Com fulcro nas razões esposadas e na jurisprudência colacionada e para resguardar o dever do sigilo profissional estabelecido pelo artigo 102 do Código de Ética Médica, bem como tendo em vista que o caso sob análise não configura nenhuma das exceções ao dever de sigilo, opino para que O Departamento Médico da Câmara Municipal de São Paulo oficie à Excelentíssima Juíza de Direito da 2ª Vara Judicial da Comarca de Itanhaém expondo o dever de respeitar o sigilo profissional, bem como o fato de estar resguardado pela escusa prevista pelo artigo 363, inciso IV do Código de Processo Civil e pela Resolução CFM nº 1605/2000, ressalvando que, caso a Excelentíssima Juíza entenda ser o prontuário médico do X imprescindível para a resolução da questão judicial, bem como a apresentação das cópias respectivas não implique qualquer responsabilização nos termos do artigo 154 do Código Penal, esse Departamento prontamente encaminhará as cópias requisitadas.

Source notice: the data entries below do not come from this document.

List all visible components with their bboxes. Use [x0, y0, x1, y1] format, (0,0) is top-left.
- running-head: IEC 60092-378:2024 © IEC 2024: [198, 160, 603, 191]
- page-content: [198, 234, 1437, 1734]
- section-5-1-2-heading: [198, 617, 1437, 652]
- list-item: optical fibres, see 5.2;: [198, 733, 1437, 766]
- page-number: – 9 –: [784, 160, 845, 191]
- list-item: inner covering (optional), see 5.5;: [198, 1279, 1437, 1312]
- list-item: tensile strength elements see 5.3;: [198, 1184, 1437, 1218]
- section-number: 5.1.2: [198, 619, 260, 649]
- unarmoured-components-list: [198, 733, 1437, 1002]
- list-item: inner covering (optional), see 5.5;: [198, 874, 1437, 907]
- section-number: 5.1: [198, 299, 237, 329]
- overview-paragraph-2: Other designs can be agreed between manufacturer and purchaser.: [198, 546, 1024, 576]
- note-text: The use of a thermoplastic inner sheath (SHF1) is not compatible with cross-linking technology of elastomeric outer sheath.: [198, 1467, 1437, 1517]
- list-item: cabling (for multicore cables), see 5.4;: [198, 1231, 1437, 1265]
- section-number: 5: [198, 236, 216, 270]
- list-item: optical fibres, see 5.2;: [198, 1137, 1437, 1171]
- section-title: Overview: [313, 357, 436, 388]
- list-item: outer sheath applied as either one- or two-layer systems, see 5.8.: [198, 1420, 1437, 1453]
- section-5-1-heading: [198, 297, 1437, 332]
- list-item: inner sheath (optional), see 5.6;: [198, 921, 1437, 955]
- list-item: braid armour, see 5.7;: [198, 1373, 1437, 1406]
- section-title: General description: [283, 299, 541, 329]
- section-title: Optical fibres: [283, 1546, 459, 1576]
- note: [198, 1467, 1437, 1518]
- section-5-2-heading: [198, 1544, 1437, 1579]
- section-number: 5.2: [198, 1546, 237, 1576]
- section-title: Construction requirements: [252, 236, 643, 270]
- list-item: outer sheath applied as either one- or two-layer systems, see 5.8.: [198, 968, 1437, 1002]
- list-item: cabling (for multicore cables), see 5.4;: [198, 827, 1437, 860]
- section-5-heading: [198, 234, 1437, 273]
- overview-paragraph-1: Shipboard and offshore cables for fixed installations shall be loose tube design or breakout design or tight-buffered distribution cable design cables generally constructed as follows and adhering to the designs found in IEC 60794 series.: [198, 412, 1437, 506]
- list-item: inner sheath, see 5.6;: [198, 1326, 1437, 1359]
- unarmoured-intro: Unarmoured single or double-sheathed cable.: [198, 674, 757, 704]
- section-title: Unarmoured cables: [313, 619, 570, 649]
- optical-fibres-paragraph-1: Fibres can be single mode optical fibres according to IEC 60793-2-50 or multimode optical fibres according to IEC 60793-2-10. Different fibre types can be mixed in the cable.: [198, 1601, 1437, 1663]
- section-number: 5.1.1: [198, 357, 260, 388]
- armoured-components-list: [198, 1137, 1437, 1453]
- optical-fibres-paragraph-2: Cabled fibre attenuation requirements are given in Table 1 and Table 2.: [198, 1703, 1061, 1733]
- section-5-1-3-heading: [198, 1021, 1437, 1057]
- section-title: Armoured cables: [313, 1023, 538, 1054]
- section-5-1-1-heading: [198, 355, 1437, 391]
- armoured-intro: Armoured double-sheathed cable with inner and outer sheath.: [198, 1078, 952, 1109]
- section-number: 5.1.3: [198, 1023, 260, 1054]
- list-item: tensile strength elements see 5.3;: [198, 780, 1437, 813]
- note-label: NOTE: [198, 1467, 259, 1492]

Dessa forma, o Departamento requerido resguarda-se de eventual configuração do crime de violação de segredo profissional previsto pelo Código de Ética Médica, bem como pela Resolução CFM 1605/2000.

Encaminho em anexo a respectiva Minuta de Ofício.

Em seguida, encaminhe-se o expediente à Secretaria Geral Administrativa.

É o meu parecer, que submeto à elevada apreciação de V.Sa.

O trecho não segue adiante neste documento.